|
Midnapore, June 23: Elephants, possibly displaced by the floods and left starving, are circling relief camps in West Midnapore, drawn by the smell of molasses.
Malati Majhi, who had been having a disturbed sleep at the thought of the crumbling home that she left behind, woke up with a start on Thursday night and saw in the feeble light of a kerosene lamp the trunk of an elephant. It was sniffing around for something through a smashed window of the school building.
“Then I saw a huge dark shape outside. I thought it was an illusion. But then a chill ran down my spine,” she said.
On Wednesday afternoon, Malati, 38, a widow, had waded 200m through waist-deep water with her two sons to the school at Deulbar village.
On Thursday night, Malati shook off her exhaustion and screamed with all her might. About 450 flood victims woke up and realised a herd of four elephants had surrounded the school and were trying to make their way in.

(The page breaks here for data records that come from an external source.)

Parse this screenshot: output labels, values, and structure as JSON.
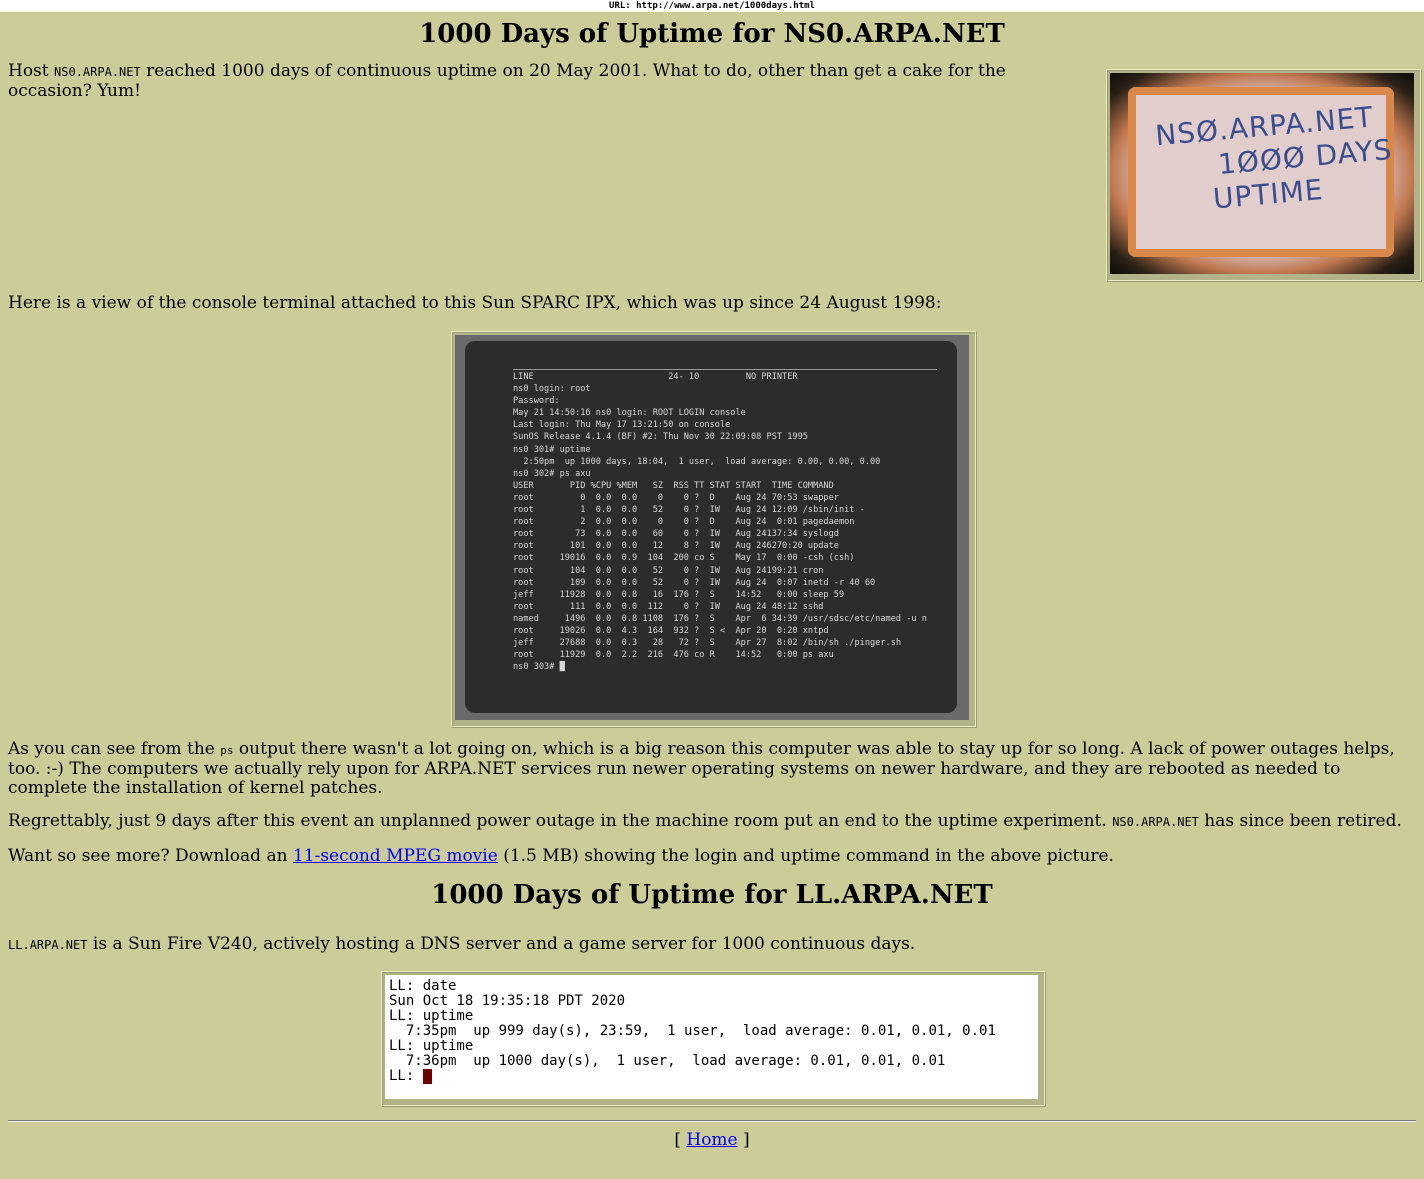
{
  "urlbar": {
    "text": "URL: http://www.arpa.net/1000days.html"
  },
  "section1": {
    "title": "1000 Days of Uptime for NS0.ARPA.NET",
    "intro_host_pre": "Host ",
    "intro_host": "NS0.ARPA.NET",
    "intro_text": " reached 1000 days of continuous uptime on 20 May 2001. What to do, other than get a cake for the occasion? Yum!",
    "cake_text": [
      "NSØ.ARPA.NET",
      "1ØØØ DAYS",
      "UPTIME"
    ],
    "console_intro": "Here is a view of the console terminal attached to this Sun SPARC IPX, which was up since 24 August 1998:",
    "console_text": "LINE                          24- 10         NO PRINTER\nns0 login: root\nPassword:\nMay 21 14:50:16 ns0 login: ROOT LOGIN console\nLast login: Thu May 17 13:21:50 on console\nSunOS Release 4.1.4 (BF) #2: Thu Nov 30 22:09:08 PST 1995\nns0 301# uptime\n  2:50pm  up 1000 days, 18:04,  1 user,  load average: 0.00, 0.00, 0.00\nns0 302# ps axu\nUSER       PID %CPU %MEM   SZ  RSS TT STAT START  TIME COMMAND\nroot         0  0.0  0.0    0    0 ?  D    Aug 24 70:53 swapper\nroot         1  0.0  0.0   52    0 ?  IW   Aug 24 12:09 /sbin/init -\nroot         2  0.0  0.0    0    0 ?  D    Aug 24  0:01 pagedaemon\nroot        73  0.0  0.0   60    0 ?  IW   Aug 24137:34 syslogd\nroot       101  0.0  0.0   12    8 ?  IW   Aug 246270:20 update\nroot     19016  0.0  0.9  104  200 co S    May 17  0:00 -csh (csh)\nroot       104  0.0  0.0   52    0 ?  IW   Aug 24199:21 cron\nroot       109  0.0  0.0   52    0 ?  IW   Aug 24  0:07 inetd -r 40 60\njeff     11928  0.0  0.8   16  176 ?  S    14:52   0:00 sleep 59\nroot       111  0.0  0.0  112    0 ?  IW   Aug 24 48:12 sshd\nnamed     1496  0.0  0.8 1108  176 ?  S    Apr  6 34:39 /usr/sdsc/etc/named -u n\nroot     19026  0.0  4.3  164  932 ?  S <  Apr 20  0:20 xntpd\njeff     27688  0.0  0.3   28   72 ?  S    Apr 27  8:02 /bin/sh ./pinger.sh\nroot     11929  0.0  2.2  216  476 co R    14:52   0:00 ps axu\nns0 303# █",
    "ps_para_pre": "As you can see from the ",
    "ps_word": "ps",
    "ps_para_post": " output there wasn't a lot going on, which is a big reason this computer was able to stay up for so long. A lack of power outages helps, too. :-) The computers we actually rely upon for ARPA.NET services run newer operating systems on newer hardware, and they are rebooted as needed to complete the installation of kernel patches.",
    "regret_pre": "Regrettably, just 9 days after this event an unplanned power outage in the machine room put an end to the uptime experiment. ",
    "regret_host": "NS0.ARPA.NET",
    "regret_post": " has since been retired.",
    "movie_pre": "Want so see more? Download an ",
    "movie_link": "11-second MPEG movie",
    "movie_post": " (1.5 MB) showing the login and uptime command in the above picture."
  },
  "section2": {
    "title": "1000 Days of Uptime for LL.ARPA.NET",
    "host": "LL.ARPA.NET",
    "desc": " is a Sun Fire V240, actively hosting a DNS server and a game server for 1000 continuous days.",
    "terminal_text": "LL: date\nSun Oct 18 19:35:18 PDT 2020\nLL: uptime\n  7:35pm  up 999 day(s), 23:59,  1 user,  load average: 0.01, 0.01, 0.01\nLL: uptime\n  7:36pm  up 1000 day(s),  1 user,  load average: 0.01, 0.01, 0.01",
    "prompt": "LL: "
  },
  "footer": {
    "left_bracket": "[ ",
    "home_link": "Home",
    "right_bracket": " ]"
  }
}
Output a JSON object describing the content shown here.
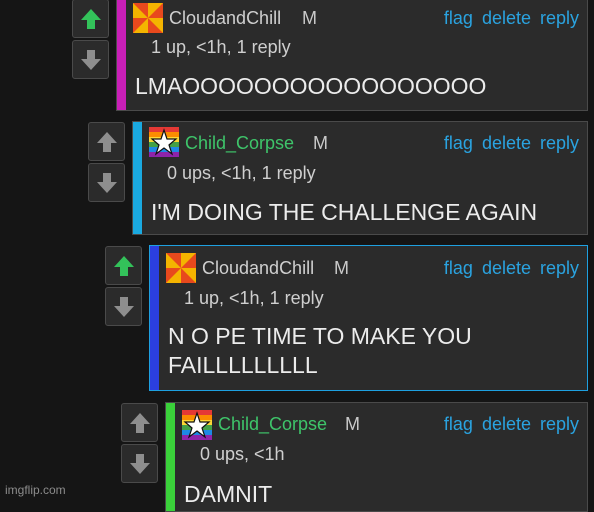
{
  "colors": {
    "background": "#151515",
    "card": "#2b2b2b",
    "link": "#2aa3e0",
    "upvoted": "#33c25a",
    "neutral_arrow": "#8e8e8e",
    "user_cloud": "#cfcfcf",
    "user_child": "#3ec46a"
  },
  "comments": [
    {
      "username": "CloudandChill",
      "gender": "M",
      "meta": "1 up, <1h, 1 reply",
      "text_lines": [
        "LMAOOOOOOOOOOOOOOOOO"
      ],
      "stripe_color": "#c91fb7",
      "avatar_icon": "pinwheel-avatar-icon",
      "upvoted": true,
      "actions": {
        "flag": "flag",
        "delete": "delete",
        "reply": "reply"
      }
    },
    {
      "username": "Child_Corpse",
      "gender": "M",
      "meta": "0 ups, <1h, 1 reply",
      "text_lines": [
        "I'M DOING THE CHALLENGE AGAIN"
      ],
      "stripe_color": "#1aa9e0",
      "avatar_icon": "rainbow-star-avatar-icon",
      "upvoted": false,
      "actions": {
        "flag": "flag",
        "delete": "delete",
        "reply": "reply"
      }
    },
    {
      "username": "CloudandChill",
      "gender": "M",
      "meta": "1 up, <1h, 1 reply",
      "text_lines": [
        "N O PE TIME TO MAKE YOU",
        "FAILLLLLLLLL"
      ],
      "stripe_color": "#2b3fe0",
      "avatar_icon": "pinwheel-avatar-icon",
      "upvoted": true,
      "actions": {
        "flag": "flag",
        "delete": "delete",
        "reply": "reply"
      }
    },
    {
      "username": "Child_Corpse",
      "gender": "M",
      "meta": "0 ups, <1h",
      "text_lines": [
        "DAMNIT"
      ],
      "stripe_color": "#3ad13a",
      "avatar_icon": "rainbow-star-avatar-icon",
      "upvoted": false,
      "actions": {
        "flag": "flag",
        "delete": "delete",
        "reply": "reply"
      }
    }
  ],
  "watermark": "imgflip.com"
}
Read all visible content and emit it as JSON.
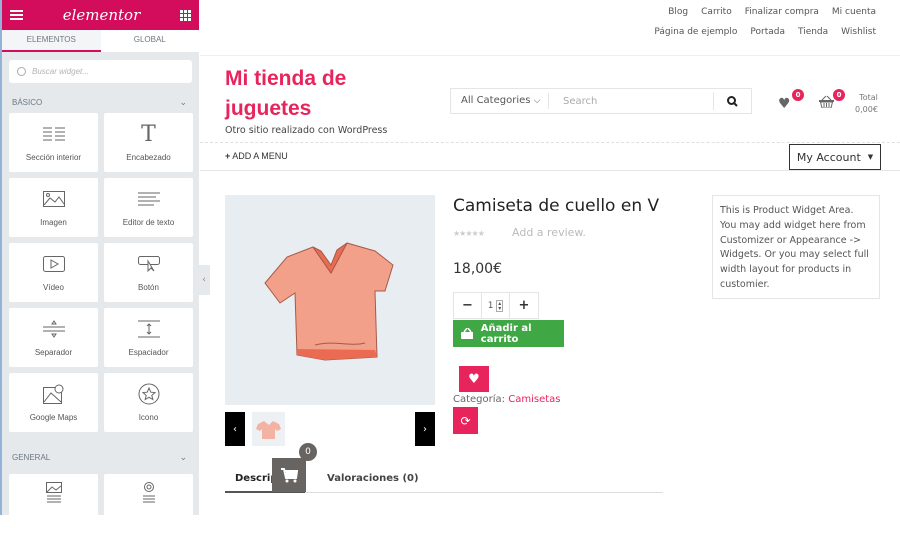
{
  "sidebar": {
    "logo": "elementor",
    "tabs": [
      "ELEMENTOS",
      "GLOBAL"
    ],
    "search_placeholder": "Buscar widget...",
    "sections": [
      {
        "title": "BÁSICO",
        "widgets": [
          {
            "label": "Sección interior",
            "icon": "columns-icon"
          },
          {
            "label": "Encabezado",
            "icon": "heading-icon"
          },
          {
            "label": "Imagen",
            "icon": "image-icon"
          },
          {
            "label": "Editor de texto",
            "icon": "text-editor-icon"
          },
          {
            "label": "Vídeo",
            "icon": "video-icon"
          },
          {
            "label": "Botón",
            "icon": "button-icon"
          },
          {
            "label": "Separador",
            "icon": "divider-icon"
          },
          {
            "label": "Espaciador",
            "icon": "spacer-icon"
          },
          {
            "label": "Google Maps",
            "icon": "map-icon"
          },
          {
            "label": "Icono",
            "icon": "star-icon"
          }
        ]
      },
      {
        "title": "GENERAL",
        "widgets": [
          {
            "label": "",
            "icon": "image-box-icon"
          },
          {
            "label": "",
            "icon": "icon-box-icon"
          }
        ]
      }
    ]
  },
  "header": {
    "top_links_row1": [
      "Blog",
      "Carrito",
      "Finalizar compra",
      "Mi cuenta"
    ],
    "top_links_row2": [
      "Página de ejemplo",
      "Portada",
      "Tienda",
      "Wishlist"
    ],
    "site_title_line1": "Mi tienda de",
    "site_title_line2": "juguetes",
    "tagline": "Otro sitio realizado con WordPress",
    "search": {
      "category": "All Categories",
      "placeholder": "Search"
    },
    "wishlist_count": "0",
    "cart_count": "0",
    "total_label": "Total",
    "total_value": "0,00€",
    "add_menu": "ADD A MENU",
    "my_account": "My Account"
  },
  "product": {
    "title": "Camiseta de cuello en V",
    "rating_stars": "★★★★★",
    "review_link": "Add a review.",
    "price": "18,00€",
    "quantity": "1",
    "add_to_cart": "Añadir al carrito",
    "category_label": "Categoría:",
    "category_value": "Camisetas",
    "tabs": [
      "Descripción",
      "Valoraciones (0)"
    ],
    "floating_cart_count": "0"
  },
  "widget_area": {
    "text": "This is Product Widget Area. You may add widget here from Customizer or Appearance -> Widgets. Or you may select full width layout for products in customier."
  },
  "colors": {
    "brand": "#d30c5c",
    "accent": "#e8245c",
    "cart_green": "#3fa845"
  }
}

With the few utensils and serving spoons they had salvaged from their submerged homes, they started creating a din to chase the animals away.
The four elephants have kept coming back to the Deulbar camp, 225km from Calcutta, and two others nearby every night since, leaving around 1,000 people sleepless.
Kharagpur divisional forest officer Milan Kanti Mondal said: “It appears that the elephants’ movements have been hampered by the floods and they are not getting enough food. They have smelt the food sent to the relief camps.”
The three camps have around 200kg of molasses, whose smell is intoxicating to the animals. “They can smell it from a kilometre away,” Mondal said.
He added that elephants being “very intelligent”, whenever they sense that “a group of people have gathered somewhere, they know there will be food”.
Forest officials said some of the elephants of a large herd that came from Jharkhand a few months ago had stayed back. Attempts are being made to push them back. “But forest workers are finding it difficult to carry out a full-fledged chase because of the flooding.”
Of the 22,000 flood victims of Nayagram, past which flows the Subarnarekha, around 1,000 have taken shelter in the three primary schools at Deulbar, Atmajhia and Barakhankdi villages.
Prasanta Kulya, 50, who has taken shelter at the Atmajhia camp, said the elephants had tried to enter the school building on Friday, Saturday and Sunday night.
“They tried to break open the doors and windows. We kept them at bay by creating the din, but could not light torches to scare them away as we had a meagre ration of kerosene,” said Prasanta.
The forest officer said the elephants could be desperate for food because floodwaters had left the greens rotten.
Nayagram block development officer Nirmalya Gharami admitted the kerosene scarcity. “The kerosene shortage is preventing villagers from launching hula parties (that chase away elephants). We are trying to arrange for more kerosene,” he said.